Deep learning for beginners (Part 8): Improving our tuning script & using the Keras tuner

This is the eighth and final part in the Deep Learning for Beginners series. The other parts of the series are:

  1. Deep learning for beginners (Part 1): neurons & activation functions
  2. Deep learning for beginners (Part 2): some key terminology and concepts of neural networks
  3. Deep learning for beginners (Part 3): implementing our first Multi Layer Perceptron (MLP) model
  4. Deep learning for beginners (Part 4): inspecting our Multi Layer Perceptron (MLP) model
  5. Deep learning for beginners (Part 5): our first foray into Keras
  6. Deep learning for beginners (Part 6): more terminology to optimise our Keras model
  7. Deep learning for beginners (Part 7): neural network design (layers & neurons)
  8. Deep learning for beginners (Part 8): Improving our tuning script & using the Keras tuner

In part 7, we talked about how we could iterate over different configuations and find the optimal setting for the network. This was a function we created ourselves to test different numbers of neurons, activation functions, etc.. to determine the optimal configuration.
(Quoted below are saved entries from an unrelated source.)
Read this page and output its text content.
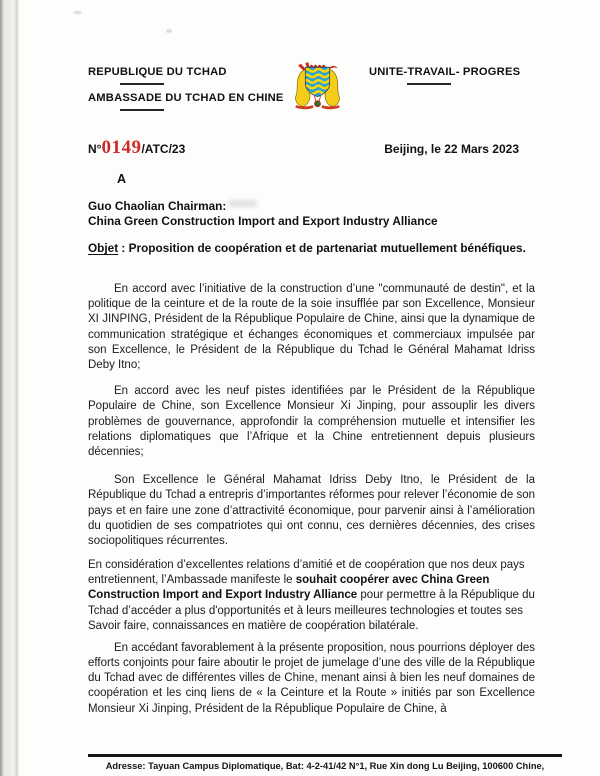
REPUBLIQUE DU TCHAD
AMBASSADE DU TCHAD EN CHINE
UNITE-TRAVAIL- PROGRES
N°0149/ATC/23	Beijing, le 22 Mars 2023
A
Guo Chaolian Chairman:
China Green Construction Import and Export Industry Alliance
Objet : Proposition de coopération et de partenariat mutuellement bénéfiques.

En accord avec l’initiative de la construction d’une "communauté de destin", et la politique de la ceinture et de la route de la soie insufflée par son Excellence, Monsieur XI JINPING, Président de la République Populaire de Chine, ainsi que la dynamique de communication stratégique et échanges économiques et commerciaux impulsée par son Excellence, le Président de la République du Tchad le Général Mahamat Idriss Deby Itno;

En accord avec les neuf pistes identifiées par le Président de la République Populaire de Chine, son Excellence Monsieur Xi Jinping, pour assouplir les divers problèmes de gouvernance, approfondir la compréhension mutuelle et intensifier les relations diplomatiques que l’Afrique et la Chine entretiennent depuis plusieurs décennies;

Son Excellence le Général Mahamat Idriss Deby Itno, le Président de la République du Tchad a entrepris d’importantes réformes pour relever l’économie de son pays et en faire une zone d’attractivité économique, pour parvenir ainsi à l’amélioration du quotidien de ses compatriotes qui ont connu, ces dernières décennies, des crises sociopolitiques récurrentes.

En considération d’excellentes relations d’amitié et de coopération que nos deux pays entretiennent, l’Ambassade manifeste le souhait coopérer avec China Green Construction Import and Export Industry Alliance pour permettre à la République du Tchad d’accéder a plus d'opportunités et à leurs meilleures technologies et toutes ses Savoir faire, connaissances en matière de coopération bilatérale.

En accédant favorablement à la présente proposition, nous pourrions déployer des efforts conjoints pour faire aboutir le projet de jumelage d’une des ville de la République du Tchad avec de différentes villes de Chine, menant ainsi à bien les neuf domaines de coopération et les cinq liens de « la Ceinture et la Route » initiés par son Excellence Monsieur Xi Jinping, Président de la République Populaire de Chine, à

Adresse: Tayuan Campus Diplomatique, Bat: 4-2-41/42 N°1, Rue Xin dong Lu Beijing, 100600 Chine,
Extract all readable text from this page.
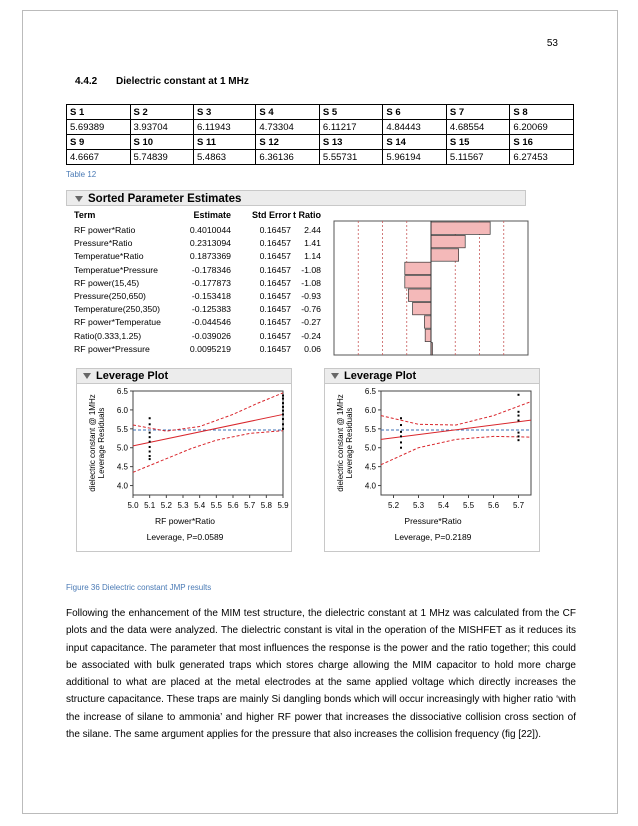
53
4.4.2 Dielectric constant at 1 MHz
S 1	S 2	S 3	S 4	S 5	S 6	S 7	S 8
5.69389	3.93704	6.11943	4.73304	6.11217	4.84443	4.68554	6.20069
S 9	S 10	S 11	S 12	S 13	S 14	S 15	S 16
4.6667	5.74839	5.4863	6.36136	5.55731	5.96194	5.11567	6.27453
Table 12
Sorted Parameter Estimates
Term	Estimate	Std Error t Ratio
RF power*Ratio	0.4010044	0.16457	2.44
Pressure*Ratio	0.2313094	0.16457	1.41
Temperatue*Ratio	0.1873369	0.16457	1.14
Temperatue*Pressure	-0.178346	0.16457	-1.08
RF power(15,45)	-0.177873	0.16457	-1.08
Pressure(250,650)	-0.153418	0.16457	-0.93
Temperature(250,350)	-0.125383	0.16457	-0.76
RF power*Temperatue	-0.044546	0.16457	-0.27
Ratio(0.333,1.25)	-0.039026	0.16457	-0.24
RF power*Pressure	0.0095219	0.16457	0.06
Leverage Plot
dielectric constant @ 1MHzLeverage Residuals
4.0
4.5
5.0
5.5
6.0
6.5
5.0 5.1 5.2 5.3 5.4 5.5 5.6 5.7 5.8 5.9
RF power*Ratio
Leverage, P=0.0589
Leverage Plot
dielectric constant @ 1MHzLeverage Residuals
4.0
4.5
5.0
5.5
6.0
6.5
5.2 5.3 5.4 5.5 5.6 5.7
Pressure*Ratio
Leverage, P=0.2189
Figure 36 Dielectric constant JMP results
Following the enhancement of the MIM test structure, the dielectric constant at 1 MHz was calculated from the CF plots and the data were analyzed. The dielectric constant is vital in the operation of the MISHFET as it reduces its input capacitance. The parameter that most influences the response is the power and the ratio together; this could be associated with bulk generated traps which stores charge allowing the MIM capacitor to hold more charge additional to what are placed at the metal electrodes at the same applied voltage which directly increases the structure capacitance. These traps are mainly Si dangling bonds which will occur increasingly with higher ratio ‘with the increase of silane to ammonia’ and higher RF power that increases the dissociative collision cross section of the silane. The same argument applies for the pressure that also increases the collision frequency (fig [22]).
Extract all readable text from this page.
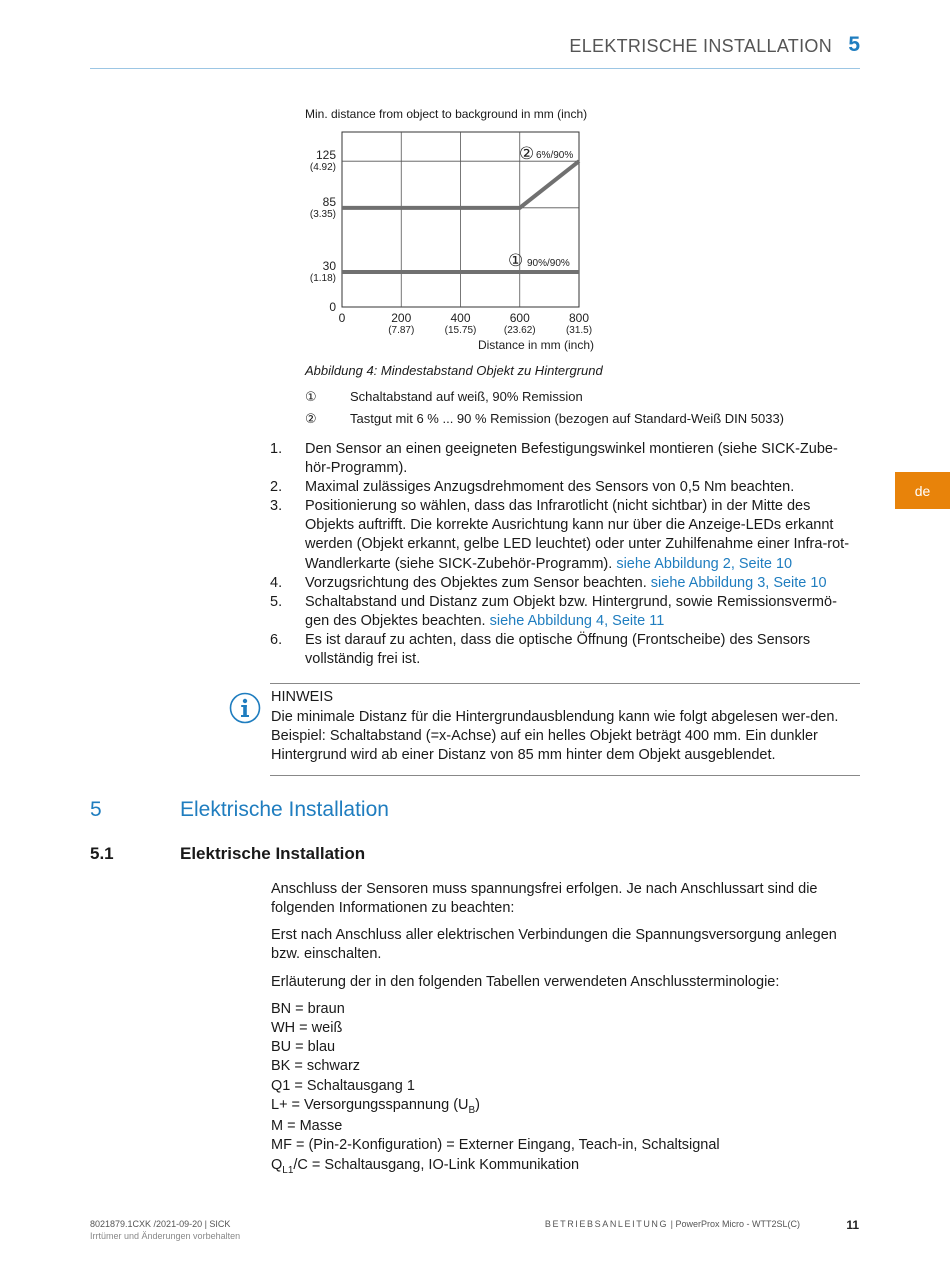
ELEKTRISCHE INSTALLATION 5
de
Min. distance from object to background in mm (inch)
0	200
(7.87)
400
(15.75)
600
(23.62)
800
(31.5)
0
30
(1.18)
85
(3.35)
125
(4.92)
Distance in mm (inch)
② 6%/90%
① 90%/90%
Abbildung 4: Mindestabstand Objekt zu Hintergrund
①	Schaltabstand auf weiß, 90% Remission
②	Tastgut mit 6 % ... 90 % Remission (bezogen auf Standard-Weiß DIN 5033)
1. Den Sensor an einen geeigneten Befestigungswinkel montieren (siehe SICK-Zube-hör-Programm).
2. Maximal zulässiges Anzugsdrehmoment des Sensors von 0,5 Nm beachten.
3. Positionierung so wählen, dass das Infrarotlicht (nicht sichtbar) in der Mitte des Objekts auftrifft. Die korrekte Ausrichtung kann nur über die Anzeige-LEDs erkannt werden (Objekt erkannt, gelbe LED leuchtet) oder unter Zuhilfenahme einer Infra-rot-Wandlerkarte (siehe SICK-Zubehör-Programm). siehe Abbildung 2, Seite 10
4. Vorzugsrichtung des Objektes zum Sensor beachten. siehe Abbildung 3, Seite 10
5. Schaltabstand und Distanz zum Objekt bzw. Hintergrund, sowie Remissionsvermö-gen des Objektes beachten. siehe Abbildung 4, Seite 11
6. Es ist darauf zu achten, dass die optische Öffnung (Frontscheibe) des Sensors vollständig frei ist.
HINWEIS
Die minimale Distanz für die Hintergrundausblendung kann wie folgt abgelesen wer-den. Beispiel: Schaltabstand (=x-Achse) auf ein helles Objekt beträgt 400 mm. Ein dunkler Hintergrund wird ab einer Distanz von 85 mm hinter dem Objekt ausgeblendet.
5	Elektrische Installation
5.1	Elektrische Installation
Anschluss der Sensoren muss spannungsfrei erfolgen. Je nach Anschlussart sind die folgenden Informationen zu beachten:
Erst nach Anschluss aller elektrischen Verbindungen die Spannungsversorgung anlegen bzw. einschalten.
Erläuterung der in den folgenden Tabellen verwendeten Anschlussterminologie:
BN = braun
WH = weiß
BU = blau
BK = schwarz
Q1 = Schaltausgang 1
L+ = Versorgungsspannung $(U_B)$
M = Masse
MF = (Pin-2-Konfiguration) = Externer Eingang, Teach-in, Schaltsignal
$Q_{L1}/C$ = Schaltausgang, IO-Link Kommunikation
8021879.1CXK /2021-09-20 | SICK
Irrtümer und Änderungen vorbehalten
BETRIEBSANLEITUNG | PowerProx Micro - WTT2SL(C)	11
This was for a neural network with a single hidden layer. So, I’ve updated that in the below:

import tensorflow as tf
import numpy as np
import pandas as pd
from tensorflow import keras
from tensorflow.keras import layers
from sklearn.model_selection import train_test_split
import random

df = pd.read_csv('/home/Datasets/creditcard.csv')

output = df['Class']
features = df.drop('Class', 1)

train_features, test_features, train_labels, test_labels = train_test_split(df, output, test_size = 0.2, random_state = 42)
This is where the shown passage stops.